Hey there... I managed to query my data following this guide https://learn.microsoft.com/en-us/azure/databricks/dev-tools/python-sql-connector
using databricks sql
#!/usr/bin/env python3
from databricks import sql
with sql.connect(server_hostname = "adb-xxx.azuredatabricks.net",
http_path = "/sql/1.0/warehouses/xxx",
access_token = "xxx") as connection:
with connection.cursor() as cursor:
##https://learn.microsoft.com/en-us/azure/databricks/quer
cursor.execute("SELECT * FROM democatalog.users.people LIMIT 2")
result = cursor.fetchall()
for row in result:
print(row)
But how do I translate this into pyspark?
below is my first jumbled up attempt. clearly lots if stuff is still missing..
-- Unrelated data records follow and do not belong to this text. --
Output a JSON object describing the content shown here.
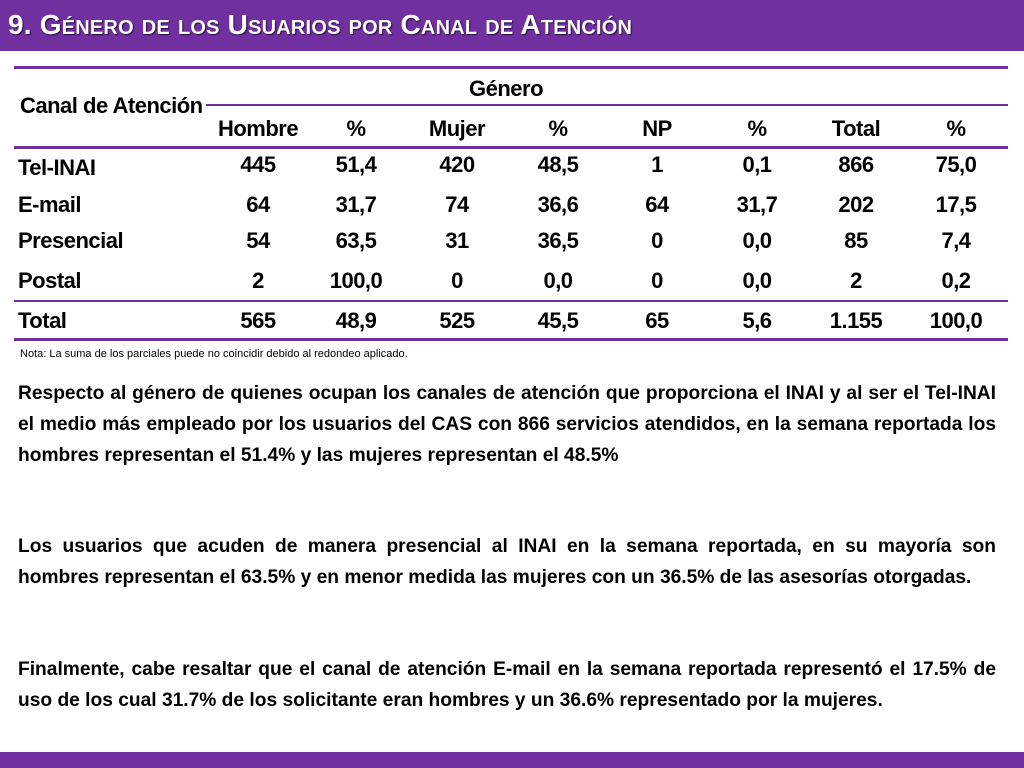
{
  "title": "9. Género de los Usuarios por Canal de Atención",
  "table": {
    "corner_header": "Canal de Atención",
    "group_header": "Género",
    "columns": [
      "Hombre",
      "%",
      "Mujer",
      "%",
      "NP",
      "%",
      "Total",
      "%"
    ],
    "rows": [
      {
        "label": "Tel-INAI",
        "values": [
          "445",
          "51,4",
          "420",
          "48,5",
          "1",
          "0,1",
          "866",
          "75,0"
        ]
      },
      {
        "label": "E-mail",
        "values": [
          "64",
          "31,7",
          "74",
          "36,6",
          "64",
          "31,7",
          "202",
          "17,5"
        ]
      },
      {
        "label": "Presencial",
        "values": [
          "54",
          "63,5",
          "31",
          "36,5",
          "0",
          "0,0",
          "85",
          "7,4"
        ]
      },
      {
        "label": "Postal",
        "values": [
          "2",
          "100,0",
          "0",
          "0,0",
          "0",
          "0,0",
          "2",
          "0,2"
        ]
      },
      {
        "label": "Total",
        "values": [
          "565",
          "48,9",
          "525",
          "45,5",
          "65",
          "5,6",
          "1.155",
          "100,0"
        ]
      }
    ]
  },
  "note": "Nota: La suma de los parciales puede no coincidir debido al redondeo aplicado.",
  "paragraphs": [
    "Respecto al género de quienes ocupan los canales de atención que proporciona el INAI y al ser el Tel-INAI el medio más empleado por los usuarios del CAS con 866 servicios atendidos, en la semana reportada los hombres representan el 51.4% y las mujeres representan el 48.5%",
    "Los usuarios que acuden de manera presencial al INAI en la semana reportada, en su mayoría son hombres representan el 63.5% y en menor medida las mujeres con un 36.5% de las asesorías otorgadas.",
    "Finalmente, cabe resaltar que el canal de atención E-mail en la semana reportada representó el 17.5% de uso de los cual 31.7% de los solicitante eran hombres y un 36.6% representado por la mujeres."
  ],
  "colors": {
    "accent": "#7030a0"
  }
}
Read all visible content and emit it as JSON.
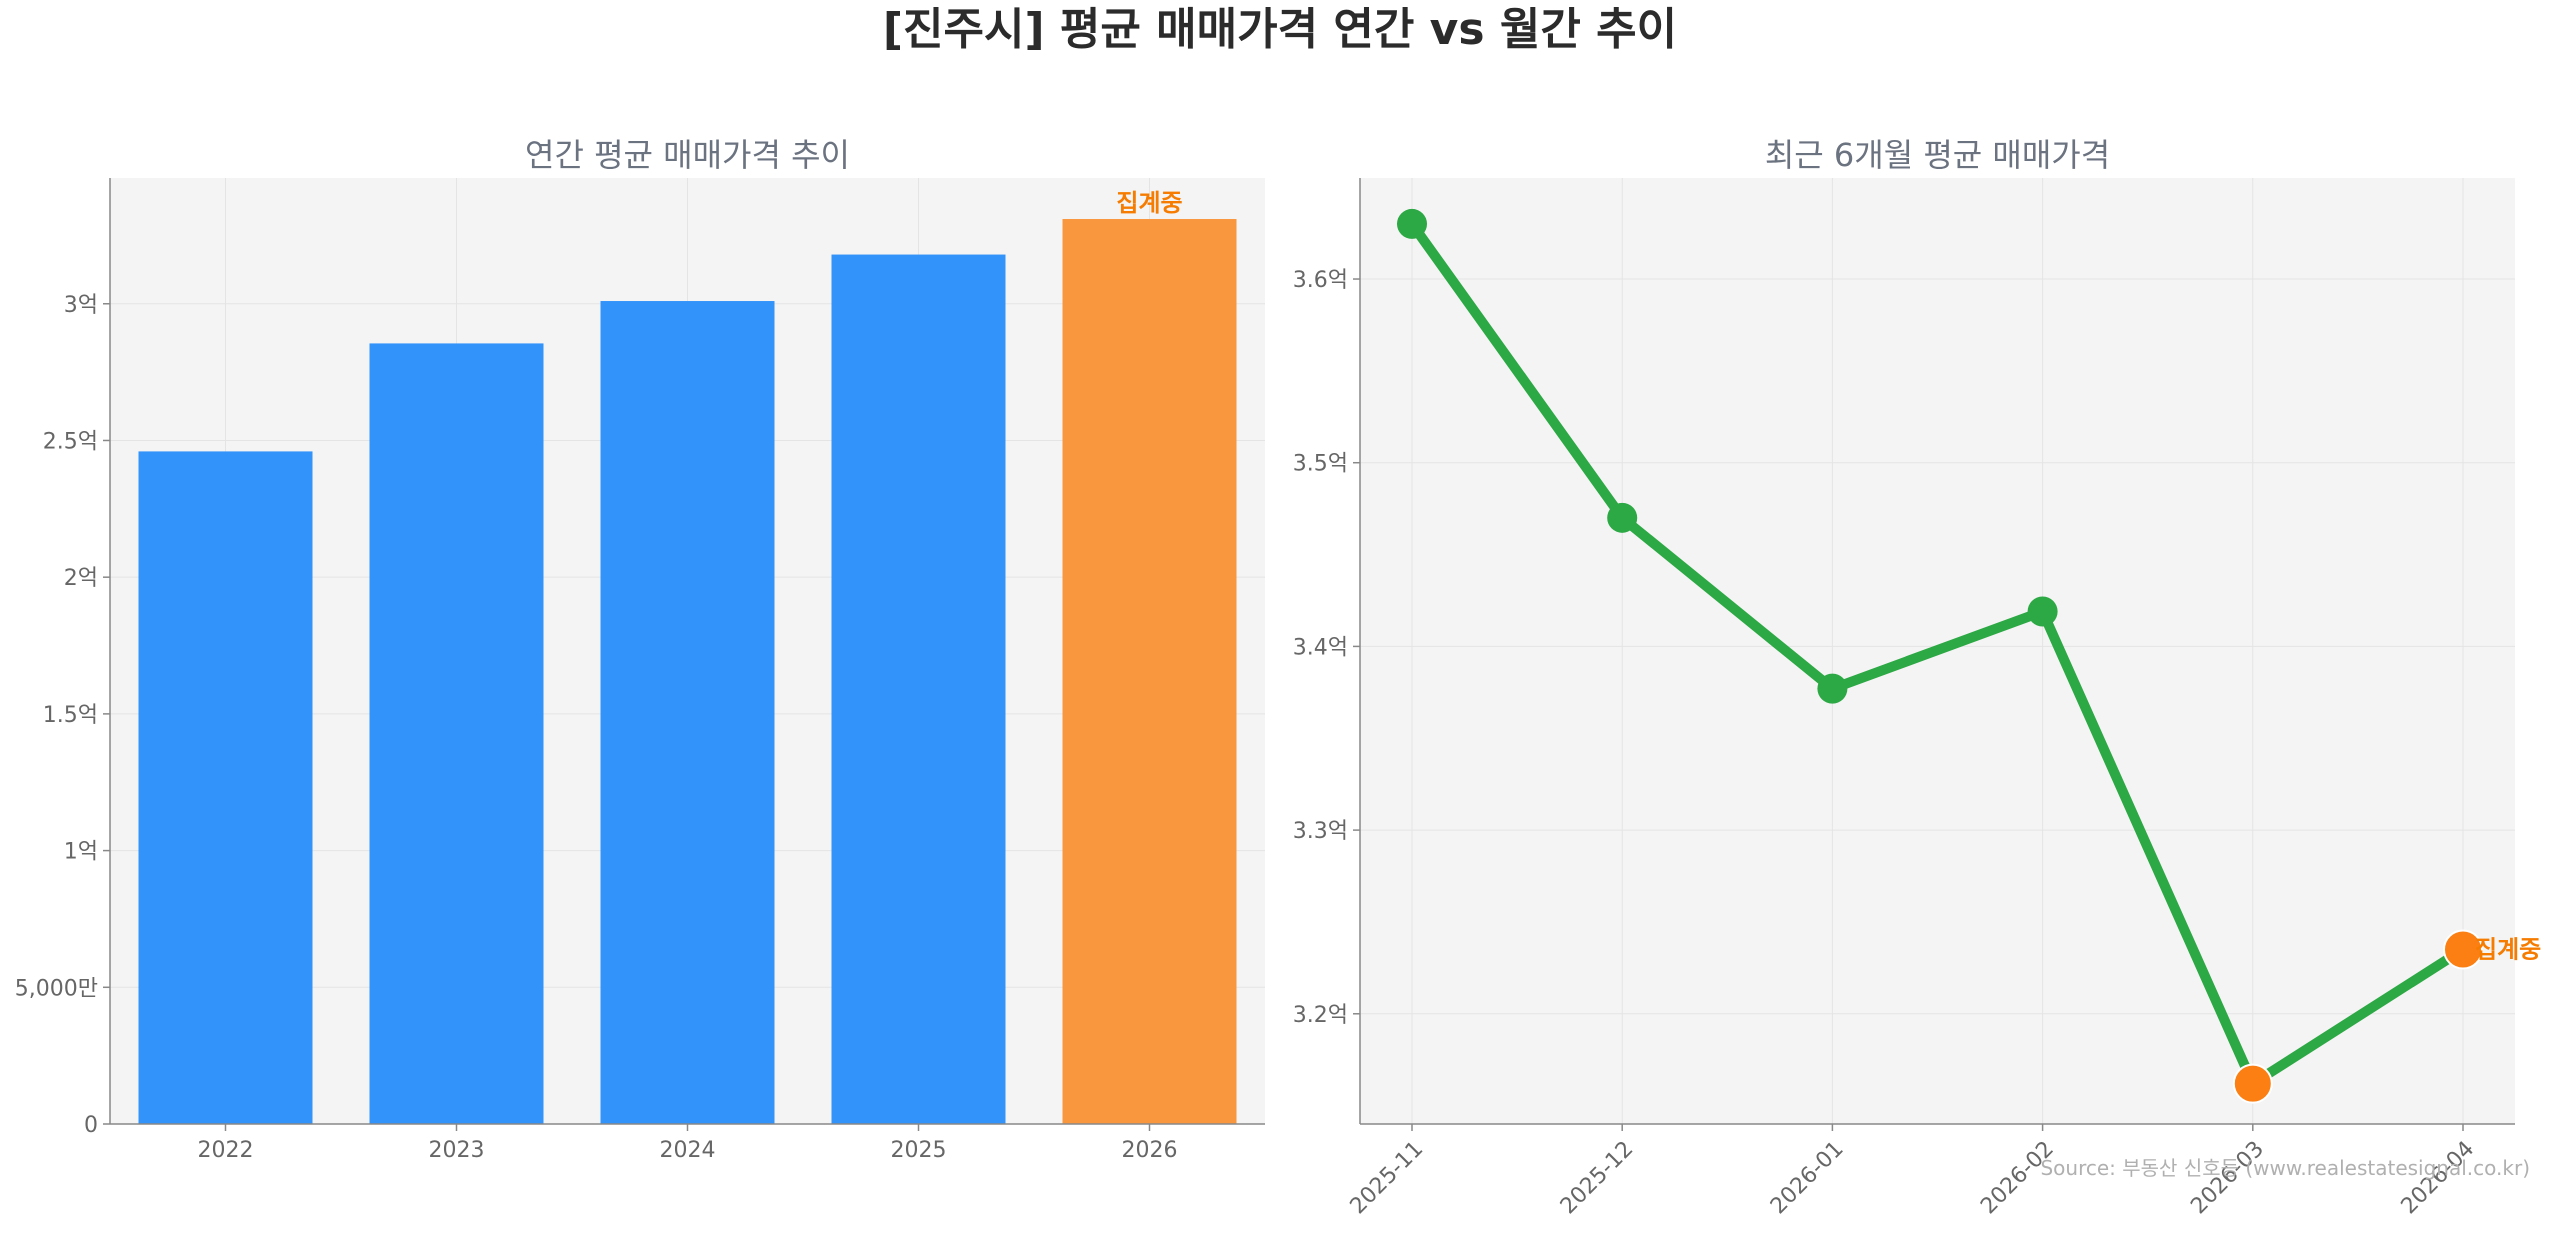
{
  "title": "[진주시] 평균 매매가격 연간 vs 월간 추이",
  "source": "Source: 부동산 신호등 (www.realestatesignal.co.kr)",
  "colors": {
    "bar": "#3293fa",
    "bar_highlight": "#f9973e",
    "line": "#2ca844",
    "marker_highlight": "#fb7f12",
    "annotation": "#f57c00",
    "plot_bg": "#f4f4f4",
    "grid": "#e4e4e4",
    "axis": "#888888"
  },
  "chart_data": [
    {
      "type": "bar",
      "title": "연간 평균 매매가격 추이",
      "categories": [
        "2022",
        "2023",
        "2024",
        "2025",
        "2026"
      ],
      "values": [
        24600,
        28550,
        30100,
        31800,
        33100
      ],
      "highlight_index": 4,
      "annotation": "집계중",
      "ylim": [
        0,
        34600
      ],
      "yticks": [
        0,
        5000,
        10000,
        15000,
        20000,
        25000,
        30000
      ],
      "ytick_labels": [
        "0",
        "5,000만",
        "1억",
        "1.5억",
        "2억",
        "2.5억",
        "3억"
      ],
      "grid": true
    },
    {
      "type": "line",
      "title": "최근 6개월 평균 매매가격",
      "x": [
        "2025-11",
        "2025-12",
        "2026-01",
        "2026-02",
        "2026-03",
        "2026-04"
      ],
      "values": [
        36300,
        34700,
        33770,
        34190,
        31620,
        32350
      ],
      "highlight_indices": [
        4,
        5
      ],
      "annotation": "집계중",
      "ylim": [
        31400,
        36550
      ],
      "yticks": [
        32000,
        33000,
        34000,
        35000,
        36000
      ],
      "ytick_labels": [
        "3.2억",
        "3.3억",
        "3.4억",
        "3.5억",
        "3.6억"
      ],
      "grid": true
    }
  ]
}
It took me a day to just find out how to include the missing jars. Now I don't know how connect and address
my people table.
#!/usr/bin/env python3
from pyspark.sql import SparkSession
from delta.tables import
additional_libraries = [
"io.delta:delta-core_2.12:2.4.0",
"com.databricks:spark-xml_2.12:0.17.0",
]
# Set up the SparkSession: https://docs.delta.io/latest/quick-start.html
spark = SparkSession.builder \
.appName("Databricks Table Query") \
.config("spark.??????", server_hostname) \
.config("spark.??????", access_token) \
.config("spark.??????", http_path) \
.config("spark.jars.packages", ",".join(additional_libraries)) \
.config("spark.sql.catalog.spark_catalog", "org.apache.spark.sql.delta.catalog.DeltaCatalog") \
.config("spark.sql.extensions", "io.delta.sql.DeltaSparkSessionExtension") \
.config("spark.sql.execution.arrow.pyspark.enabled", "true") \
.getOrCreate()
# Specify the catalog, schema, and table
catalog = "democatalog"
schema = "users"
table = "people"
volume = 'sajt'
# ???....
# delta_table_identifier = f"{catalog}.{schema}.{table}"
# deltaTable = DeltaTable.forName(spark, delta_table_identifier)
# df = deltaTable.toDF()
# df.show()
Thanks.